HI Andon and welcome to the BB forums. Users like me are like you, fellow mental health or stress suffers. We are not professionals. SO please take advice of your physicians over users.

I know first hand how terrible anxiety is. I myself have GAD and I used to get panic attacks to (I rarely get them now). It is normal to be on edge before a game, such as nerves or adrenaline, but panic attacks before a game sounds like it might be a bit more anxiety than usual. I know it is hard to deal with as I struggled. I would advice you try not avoid playing basketball if it is something you enjoy. Sometimes avoiding your fear can make it worse.

Can I ask if you have talked to anyone about your anxiety? It is more common then you think. One in four will have to deal with a mental health issue at some point in their life (some may not be chronic or lifelong). It is nothing to be ashamed of. I didn't have a GP so when I was struggling a few years ago I decided to go to headsapce. It is the youth mental health service with multiple locations around Australia. It is for youth aged 12-25. It is a no/low cost service. They have a variety of workers there from GP to psychiatrists to psychologists. For me I was new to the city so I found this very helpful. They also have eHeadspace, for only counselling (however in person is better). If this doesn't sound like the way for you, you can always talk to your GP and they can refer you to the appropriate people. I have done both of these (as I am nearly 26) and I have found both ways very good.

I know it sounds like a lot to talk to someone and you may think it won't help, but it also won't hurt to try. I wish I had gone and gotten help years before. At my worse I was having 3+ anxiety/panic attacks a week, I couldn't sleep, I felt on edge all the time. It was horrible. Now I can manage my anxiety because of the help I have gotten. I really hope you choose to go talk to someone about it because it was the best thing I did for myself.

In the mead time a thing you can try is deep breathing. 6 seconds in and 6 seconds out. Helps slow your heart rate. Also meditation helps. It helps stop your racing mind and can be very calming. I have found these great at helping me stop panicking.

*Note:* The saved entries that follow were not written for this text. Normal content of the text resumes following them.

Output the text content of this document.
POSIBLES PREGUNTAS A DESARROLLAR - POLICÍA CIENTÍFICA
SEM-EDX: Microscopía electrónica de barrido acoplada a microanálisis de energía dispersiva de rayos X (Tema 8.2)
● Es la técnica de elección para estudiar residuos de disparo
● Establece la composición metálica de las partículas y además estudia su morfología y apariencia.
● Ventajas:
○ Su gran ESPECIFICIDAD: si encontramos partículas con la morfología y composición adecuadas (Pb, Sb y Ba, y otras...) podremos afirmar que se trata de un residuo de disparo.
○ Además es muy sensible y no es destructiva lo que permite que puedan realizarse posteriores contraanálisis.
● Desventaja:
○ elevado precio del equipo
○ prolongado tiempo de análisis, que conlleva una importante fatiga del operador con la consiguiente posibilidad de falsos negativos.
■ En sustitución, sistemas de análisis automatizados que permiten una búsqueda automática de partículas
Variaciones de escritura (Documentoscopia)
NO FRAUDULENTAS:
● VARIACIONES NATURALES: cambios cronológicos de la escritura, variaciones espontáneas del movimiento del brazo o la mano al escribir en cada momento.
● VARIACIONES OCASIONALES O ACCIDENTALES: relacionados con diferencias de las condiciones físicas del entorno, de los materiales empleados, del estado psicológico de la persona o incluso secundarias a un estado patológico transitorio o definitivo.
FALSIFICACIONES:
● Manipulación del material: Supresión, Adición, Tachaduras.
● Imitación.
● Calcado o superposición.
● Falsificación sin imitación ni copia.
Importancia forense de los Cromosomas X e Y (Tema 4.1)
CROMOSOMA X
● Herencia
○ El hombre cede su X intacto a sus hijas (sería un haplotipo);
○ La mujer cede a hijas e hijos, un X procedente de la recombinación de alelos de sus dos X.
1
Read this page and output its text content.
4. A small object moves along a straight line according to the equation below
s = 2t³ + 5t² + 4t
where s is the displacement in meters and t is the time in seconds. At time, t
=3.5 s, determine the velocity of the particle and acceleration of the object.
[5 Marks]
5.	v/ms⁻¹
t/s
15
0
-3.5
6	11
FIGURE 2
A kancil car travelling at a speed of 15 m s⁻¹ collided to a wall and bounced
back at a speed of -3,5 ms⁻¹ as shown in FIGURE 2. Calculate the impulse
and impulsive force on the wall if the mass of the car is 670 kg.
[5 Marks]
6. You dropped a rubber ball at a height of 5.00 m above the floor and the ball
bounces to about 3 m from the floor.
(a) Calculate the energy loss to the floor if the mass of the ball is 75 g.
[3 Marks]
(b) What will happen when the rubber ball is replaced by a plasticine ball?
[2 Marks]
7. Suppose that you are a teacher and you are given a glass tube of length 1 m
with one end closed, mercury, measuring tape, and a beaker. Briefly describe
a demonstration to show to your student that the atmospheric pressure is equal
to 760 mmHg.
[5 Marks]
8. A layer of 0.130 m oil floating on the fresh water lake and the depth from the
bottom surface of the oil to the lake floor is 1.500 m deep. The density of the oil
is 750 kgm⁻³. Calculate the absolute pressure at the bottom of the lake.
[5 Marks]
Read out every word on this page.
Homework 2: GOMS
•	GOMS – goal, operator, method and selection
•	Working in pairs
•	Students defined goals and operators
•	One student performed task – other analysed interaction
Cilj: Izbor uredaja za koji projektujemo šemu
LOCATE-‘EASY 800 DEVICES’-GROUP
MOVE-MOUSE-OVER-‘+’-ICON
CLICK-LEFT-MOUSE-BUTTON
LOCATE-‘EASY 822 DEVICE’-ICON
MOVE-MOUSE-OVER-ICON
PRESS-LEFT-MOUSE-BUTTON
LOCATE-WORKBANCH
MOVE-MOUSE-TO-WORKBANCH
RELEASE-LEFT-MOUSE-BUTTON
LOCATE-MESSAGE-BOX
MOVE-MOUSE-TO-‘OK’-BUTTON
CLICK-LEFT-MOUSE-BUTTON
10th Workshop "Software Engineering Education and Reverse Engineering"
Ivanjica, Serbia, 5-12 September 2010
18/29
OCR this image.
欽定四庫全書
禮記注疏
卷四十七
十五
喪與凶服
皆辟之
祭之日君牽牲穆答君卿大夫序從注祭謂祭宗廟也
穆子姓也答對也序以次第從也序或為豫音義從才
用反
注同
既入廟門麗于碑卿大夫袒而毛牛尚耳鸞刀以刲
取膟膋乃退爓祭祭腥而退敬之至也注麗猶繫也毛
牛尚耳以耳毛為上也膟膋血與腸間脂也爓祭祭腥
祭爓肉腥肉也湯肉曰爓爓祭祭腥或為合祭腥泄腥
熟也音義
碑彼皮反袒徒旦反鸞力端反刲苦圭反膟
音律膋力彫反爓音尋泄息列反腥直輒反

Hope this helps. Let us know how you go.

solaris
Community Member

hey, so i haven't been diagnosed either but i feel i do have anxiety and it'll come and then sometimes leave. i always feel i let people down as well, so i know the feeling and it sucks. sometimes talking to a friend can help or even if you have any internet friends. i feel safer or something when i talk to my internet friends because they can't just come up and confront me. and i know anxiety is really hard to help, i would recommend going to get diagnosed so you could maybe talk to a psychiatrist or get medication but yeah i get it if your like me and don't really wanna talk about it with your parents or anything

 

MsPurple
Blue Voices Member
Blue Voices Member
Hi solaris. I was like you and at first I didn't wanna talk to my parents or anyone really about it (I did tell a friend so she could make sure I didn't miss my appointment, but at the time that was it). I wanted to get the ball rolling and accept what was happening before I told people. For me this was the right step. It is ok to deal with it and not tell your family or all your friends about it. It is also ok to talk to family and friends. Do what you think is best for you and your situation. I have since opened up to family and friends since I have gotten a hold of my GAD because I wanted them to know and I wanted to educate them on what anxiety was and how it can be present in a so called 'high functioning' person. They didn't see me struggling to get out of bed or struggle absorb information. I also want to help reduce the stigma. I only told mum I was getting help 2-3months in. I do suggest if you need to talk to someone about it then you look into it. Even if it is only counselling if you are a bit nervous. I have done it through eHeadspace which I found helpful at the time. I think it was a good point you made that not everyone wants to talk to their friends or family about it.